Figure 3 : Nombre d’adventices comptabilisées sur une surface de 4000 cm2 dans les modalités testées (données 2013)
Un suivi de la flore adventice a été réalisé avant chaque intervention de désherbage, sur 2 rangs et 2 inter-rangs, puis un dernier dénombrement a lieu au recouvrement de l’inter-rang par le maïs.
Au plan socio-économique, le temps consacré au désherbage mécanique est 3 fois plus important que pour le désherbage chimique (tableau 1). Ce dernier, du fait d’un nombre de passages réduit, a un plus faible coût que le désherbage mécanique.
L’impact carbone de la stratégie tout chimique sur le changement climatique est 6 fois moins important que la stratégie tout mécanique.

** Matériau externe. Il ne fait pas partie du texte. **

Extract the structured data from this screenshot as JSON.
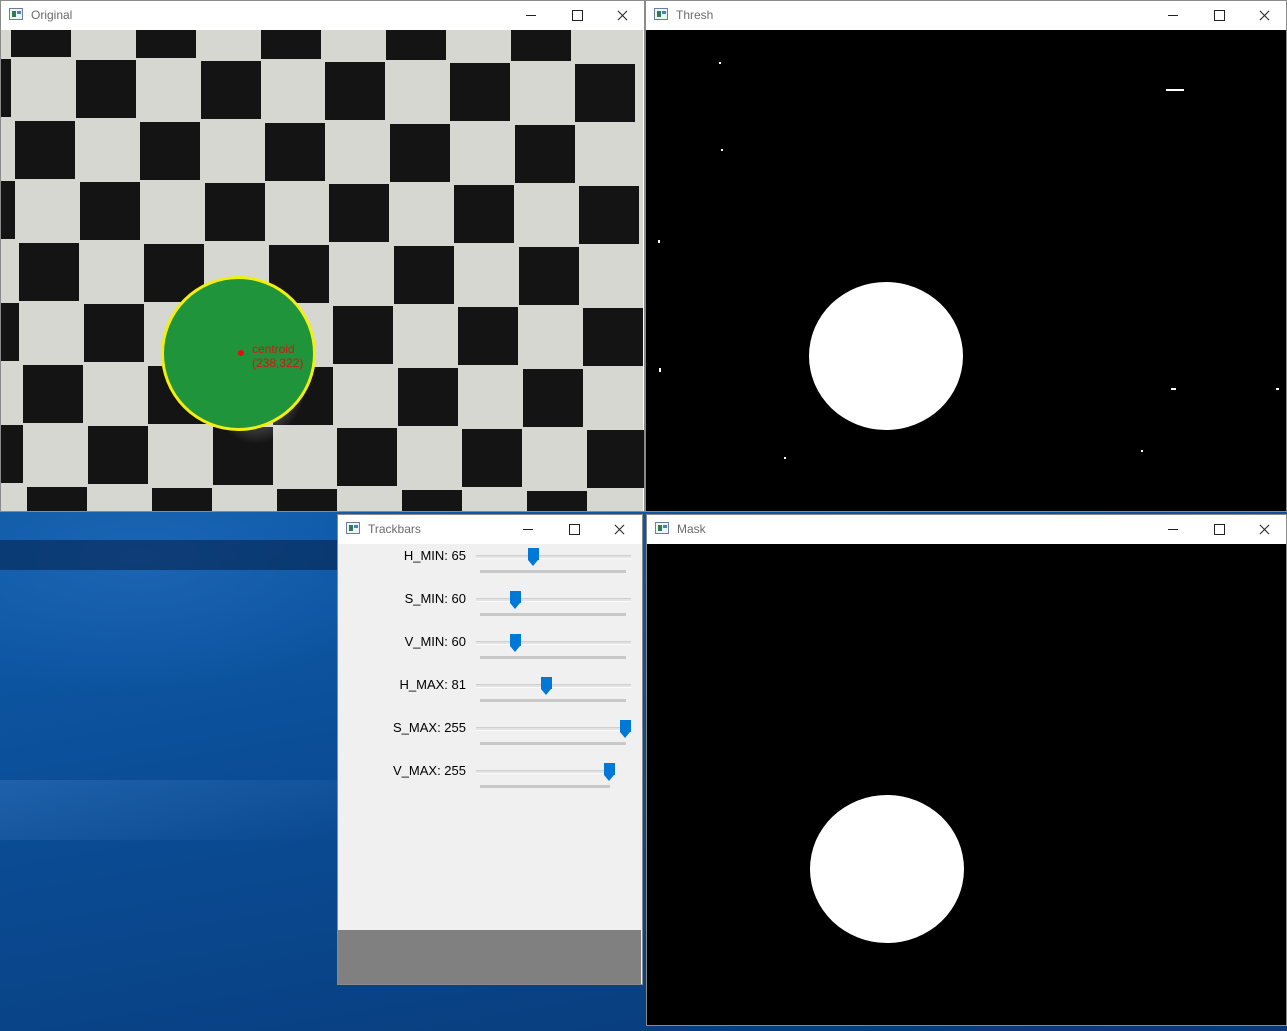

Le désherbage mixte offre un bon compromis en agriculture conventionnelle pour améliorer les performances économiques et environnementales. Cette stratégie permet de diminuer l’impact carbone quasiment par 4 par rapport à la stratégie tout mécanique, d’utiliser moitié moins de produits phytosanitaires et d’avoir le coût le moins importants avec seulement 56 €/ha.
Tableau 1 : Indicateurs socio-économiques de différentes stratégies de désherbage du maïs (données 2013)
En résumé
Cette expérimentation confirme la pertinence de leviers agronomiques lorsqu’ils sont intégrés dans un système de culture. Certaines combinaisons de leviers sont transférables en exploitation dès aujourd’hui, sans remettre en question les systèmes actuellement pratiqués dans la région.
On peut citer par exemple :
- la présence de prairies dans la rotation apporte de nombreux avantages, dont la faible utilisation de produits phytosanitaires, un excellent effet précédent sur le maïs (améliorant les rendements pour le maïs mais aussi pour la prairie en rotation) et une meilleure qualité de production.
- le décalage de la date de semis réduit la levée d’adventices dans le blé.
- le faux-semis, combiné au désherbage mécanique, offre une meilleure gestion des adventices quand les conditions météorologiques le permettent.
En parallèle, des pistes d’améliorations ont été identifiées et devront être étudiées. La première concerne la destruction de la prairie, qui doit être faite le plus tôt possible en sortie d’hiver pour se passer d’un traitement herbicide sur le maïs suivant. Par ailleurs, l’utilisation des mélanges de variétés devra être testée comme piste d’amélioration de la culture de blé.